On s’aperçoit également que les questions de logement et de scolarité des enfants, mais aussi le lien entre pollution et problématiques de santé sont très loin derrière en termes de préoccupations. L’impact environnemental sur la santé est l’un des sujets sur lesquels Benoît Hamon a beaucoup investi ; or dans la hiérarchie des préoccupations des Français, cette question n’est pas des plus prioritaires.

Avec cette enquête, il s’agit de mettre en lumière les préoccupations des Français, ainsi que la crédibilité des candidats sur chacune de ces priorités. Cela peut donc dire des choses sur les dynamiques électorales.

La hiérarchie des intentions de vote se retrouve aussi dans ce baromètre. Sur la question de la pollution, Benoît Hamon apparaît comme le candidat le plus crédible. Mais sinon, sur tous les autres sujets, ce sont soit Emmanuel Macron, soit Marine Le Pen qui sont en tête ; et comme par hasard, ce sont les deux favoris des sondages actuellement. On s’aperçoit également que sur les sujets les plus préoccupants, c’est Emmanuel Macron qui est en tête. Il y a une prime au positionnement : Emmanuel Macron est le mieux placé sur les questions économiques et sociales ; or ce sont celles qui aujourd’hui dominent. Il est ainsi à 24% sur le chômage et la sécurité de l’emploi, et 23% sur la question du pouvoir, soit dix points de plus que tous les autres candidats. Ceci confère donc un avantage certain. De la même façon, Marine Le Pen se positionne clairement en pole position sur les sujets régaliens qui arrivent juste derrière les questions économiques et sociales.

Ce qui s’est passé ce week-end à Orly – nous verrons les suites de cette affaire – est un évènement potentiellement très important car il pourrait inverser la hiérarchie des préoccupations et faire repasser le régalien devant les questions économiques et sociales ; le climat général n’est pas stabilisé.

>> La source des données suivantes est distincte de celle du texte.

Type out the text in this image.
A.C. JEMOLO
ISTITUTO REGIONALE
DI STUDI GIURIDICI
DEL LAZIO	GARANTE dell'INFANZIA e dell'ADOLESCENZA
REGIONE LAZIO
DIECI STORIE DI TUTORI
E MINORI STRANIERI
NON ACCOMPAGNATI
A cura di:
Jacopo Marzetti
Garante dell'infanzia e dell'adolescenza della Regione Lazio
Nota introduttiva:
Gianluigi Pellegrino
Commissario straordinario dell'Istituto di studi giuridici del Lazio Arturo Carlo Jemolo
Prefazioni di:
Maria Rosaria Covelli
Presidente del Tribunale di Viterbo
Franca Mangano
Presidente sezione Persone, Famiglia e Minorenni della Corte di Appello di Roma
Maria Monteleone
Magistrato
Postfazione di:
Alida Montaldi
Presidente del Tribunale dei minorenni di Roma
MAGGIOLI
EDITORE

D’aventure, si cela venait à se produire, cela conférerait une prime très substantielle à Marine Le Pen qui est aujourd’hui la plus crédible sur ce thème.

Si Emmanuel Macron est en tête sur les questions économiques et sociales, nous avons parlé d’un écart de seulement 10 points par rapport à ses concurrents. Le score qui est le sien est quand même, sur ses points forts, relativement limité. A l’inverse, Marine Le Pen, sur ses points forts à elle, écrase très clairement le match : sur la question des flux migratoires, elle est à 42%, soit 30 points de plus que les autres candidats ; elle a 17 points d’avance sur le terrorisme (31%), 20 points sur l’extrémisme religieux, et 10 points sur la sécurité. A propos de ce bloc – car tout est lié dans l’esprit des Français – il faut donc garder en tête qu’elle a entre 10 et 30 points d’avance par rapport aux autres candidats. Ainsi, si le climat venait à basculer, et que la psychose terroriste venait complètement phagocyter les priorités des Français et accaparer leur attention – ce qui n’est pas à exclure – cela serait un terreau propice à une progression de Marine Le Pen dans les intentions de vote.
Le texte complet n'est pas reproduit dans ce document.